Predicting protein structure just got a little 'easier'

Predicting protein structure just got a little 'easier'

Image from the website of the ESM Fold model by Meta. / Meta

Science | Artificial intelligence

Meta's enhanced language model, called ESMFold, can make predictions 60 times faster than other algorithms

Elena Martin Lopez

The prediction of the structure of proteins is an extremely complex task, but very important at a scientific level. This knowledge allows, among other things, to understand the function and role of these molecules in biological processes; study the evolution of organisms or develop more effective drugs. This Thursday, the company Meta (formerly Facebook), has published a
study in the journal 'Science' about new software, called EMSFold, capable of predicting the structure of proteins 60 times faster than other similar algorithms, such as AlphaFold, developed by Google's DeepMind company and the European Institute of Bioinformatics, but maintaining the same resolution and precision.

It is estimated that the human body contains around 20,000 different proteins. Proteins are made up of long chains of amino acids (organic molecules) that interact with each other to form a specific three-dimensional structure. There are many possible three-dimensional structures that a protein can adopt depending on the interaction between amino acids, and even small variations in the sequence of these molecules can generate large differences in the final structure of the protein. In addition, the cellular environment influences this process. All of this makes it very difficult to accurately predict what the final shape of a protein will be.

The new model—this is the third version that Meta presents—includes predictions of some 617 million protein structures. Of these, more than 225 million are predictions with a high degree of reliability. “The quality of the results is convincing enough. The first difference with the previous proposals, based on deep neural networks (AlphaFold and RoseTTAFold), is that the new models are much easier to calculate and much faster (between one and two orders of magnitude)”, has expressed Alfonso Valencia, professor at the Catalan Institution for Research and Advanced Studies (ICREA) and director of Life Sciences at the Barcelona National Supercomputing Center (BSC), in statements collected by the Science Media Center (
SMC).

competition between companies

EMSFold's predictions include structures (more than 10%) of some of the least understood proteins on Earth. “This makes the new methodology directly applicable to the prediction of the consequences of point mutations, something that was outside the scope of previous methods and has a direct impact on applications in biomedicine,” says Valencia. Likewise, the authors have used EMSFold to predict the structure of unnatural proteins, those modified in the laboratory to have properties that are not found in proteins produced naturally in living organisms, which has very interesting applications for biotechnology and biomedicine.

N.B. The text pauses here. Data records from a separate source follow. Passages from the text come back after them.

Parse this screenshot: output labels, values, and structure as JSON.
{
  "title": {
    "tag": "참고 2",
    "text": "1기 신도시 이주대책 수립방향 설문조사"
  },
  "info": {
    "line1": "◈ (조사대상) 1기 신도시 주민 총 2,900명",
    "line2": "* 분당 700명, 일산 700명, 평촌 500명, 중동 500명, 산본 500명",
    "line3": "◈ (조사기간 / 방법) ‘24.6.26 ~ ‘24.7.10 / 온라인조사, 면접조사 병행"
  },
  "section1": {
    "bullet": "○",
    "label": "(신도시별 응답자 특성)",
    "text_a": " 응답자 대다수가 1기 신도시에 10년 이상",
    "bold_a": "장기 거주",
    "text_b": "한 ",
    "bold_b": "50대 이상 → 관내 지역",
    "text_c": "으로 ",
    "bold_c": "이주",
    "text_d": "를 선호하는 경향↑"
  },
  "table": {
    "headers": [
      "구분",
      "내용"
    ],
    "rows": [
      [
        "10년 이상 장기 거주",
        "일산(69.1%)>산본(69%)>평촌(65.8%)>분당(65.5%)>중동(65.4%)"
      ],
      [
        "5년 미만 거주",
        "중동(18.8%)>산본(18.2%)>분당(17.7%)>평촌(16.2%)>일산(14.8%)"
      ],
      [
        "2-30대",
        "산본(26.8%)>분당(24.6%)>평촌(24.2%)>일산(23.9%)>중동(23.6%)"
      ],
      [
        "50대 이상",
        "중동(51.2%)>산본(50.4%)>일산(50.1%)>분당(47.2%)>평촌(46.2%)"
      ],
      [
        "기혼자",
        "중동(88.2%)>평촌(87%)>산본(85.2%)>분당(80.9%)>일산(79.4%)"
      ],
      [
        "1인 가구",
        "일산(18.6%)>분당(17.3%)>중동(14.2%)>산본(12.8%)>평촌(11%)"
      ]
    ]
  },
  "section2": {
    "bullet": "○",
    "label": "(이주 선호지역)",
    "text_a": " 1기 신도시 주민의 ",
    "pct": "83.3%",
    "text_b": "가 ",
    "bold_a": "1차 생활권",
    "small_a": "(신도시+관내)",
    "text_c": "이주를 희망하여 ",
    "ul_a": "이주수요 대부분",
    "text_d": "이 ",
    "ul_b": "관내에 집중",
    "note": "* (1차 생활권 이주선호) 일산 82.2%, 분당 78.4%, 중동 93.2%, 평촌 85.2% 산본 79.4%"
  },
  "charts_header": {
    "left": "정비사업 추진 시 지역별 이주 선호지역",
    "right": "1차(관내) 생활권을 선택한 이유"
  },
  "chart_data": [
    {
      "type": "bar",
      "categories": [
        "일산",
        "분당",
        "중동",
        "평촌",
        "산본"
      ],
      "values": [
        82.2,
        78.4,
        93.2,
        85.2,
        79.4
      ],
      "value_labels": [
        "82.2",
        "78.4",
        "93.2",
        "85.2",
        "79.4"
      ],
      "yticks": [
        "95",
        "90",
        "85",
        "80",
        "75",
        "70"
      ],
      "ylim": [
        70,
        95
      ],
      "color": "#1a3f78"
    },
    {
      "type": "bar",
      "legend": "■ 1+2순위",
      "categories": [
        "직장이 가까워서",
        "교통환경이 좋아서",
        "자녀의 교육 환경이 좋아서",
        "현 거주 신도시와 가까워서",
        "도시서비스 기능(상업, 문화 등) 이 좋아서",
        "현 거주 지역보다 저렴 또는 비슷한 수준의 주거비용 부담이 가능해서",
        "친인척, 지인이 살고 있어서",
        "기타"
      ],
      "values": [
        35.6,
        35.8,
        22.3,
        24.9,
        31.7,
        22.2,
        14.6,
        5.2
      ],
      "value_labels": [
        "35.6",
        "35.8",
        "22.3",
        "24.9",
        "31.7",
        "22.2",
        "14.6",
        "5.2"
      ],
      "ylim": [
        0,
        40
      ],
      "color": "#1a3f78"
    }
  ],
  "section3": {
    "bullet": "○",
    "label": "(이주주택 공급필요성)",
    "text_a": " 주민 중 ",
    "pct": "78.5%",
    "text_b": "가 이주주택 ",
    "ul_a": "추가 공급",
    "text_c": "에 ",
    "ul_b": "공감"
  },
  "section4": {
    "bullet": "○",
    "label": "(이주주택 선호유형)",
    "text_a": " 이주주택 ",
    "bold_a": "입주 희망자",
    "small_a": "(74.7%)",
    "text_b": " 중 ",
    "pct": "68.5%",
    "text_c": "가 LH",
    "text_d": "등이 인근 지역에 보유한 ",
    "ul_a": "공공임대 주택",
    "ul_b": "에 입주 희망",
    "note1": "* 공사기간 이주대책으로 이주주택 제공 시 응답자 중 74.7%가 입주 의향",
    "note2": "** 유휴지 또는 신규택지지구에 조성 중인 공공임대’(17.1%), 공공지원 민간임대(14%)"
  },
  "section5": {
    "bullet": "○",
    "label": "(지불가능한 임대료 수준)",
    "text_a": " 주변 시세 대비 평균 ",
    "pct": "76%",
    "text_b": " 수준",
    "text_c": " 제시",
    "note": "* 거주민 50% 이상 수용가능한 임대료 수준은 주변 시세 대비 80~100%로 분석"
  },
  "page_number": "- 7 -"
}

To determine these structures,
EMSFold It has been based on language models, that is, statistical methods that are used to analyze large sets of natural language data and predict the probability of a sequence of words. "The principle is the same as the already popular ChatGPT, in this case, applied to chains of amino acids (a 20-letter code) that make up proteins, instead of the characters of a human language," explains Valencia.

The professor adds: “It is very surprising that big technology companies invest all these efforts in a subject that was considered minority and theoretical. It is easy to think that this is a competition between Meta and Google/DeepMind. In this sense, it is interesting that both companies have developed software and that the results are openly available, something not so common in these companies”. Another possible reason is that protein structure prediction is the most useful reference for refining the predictions of text-based language models.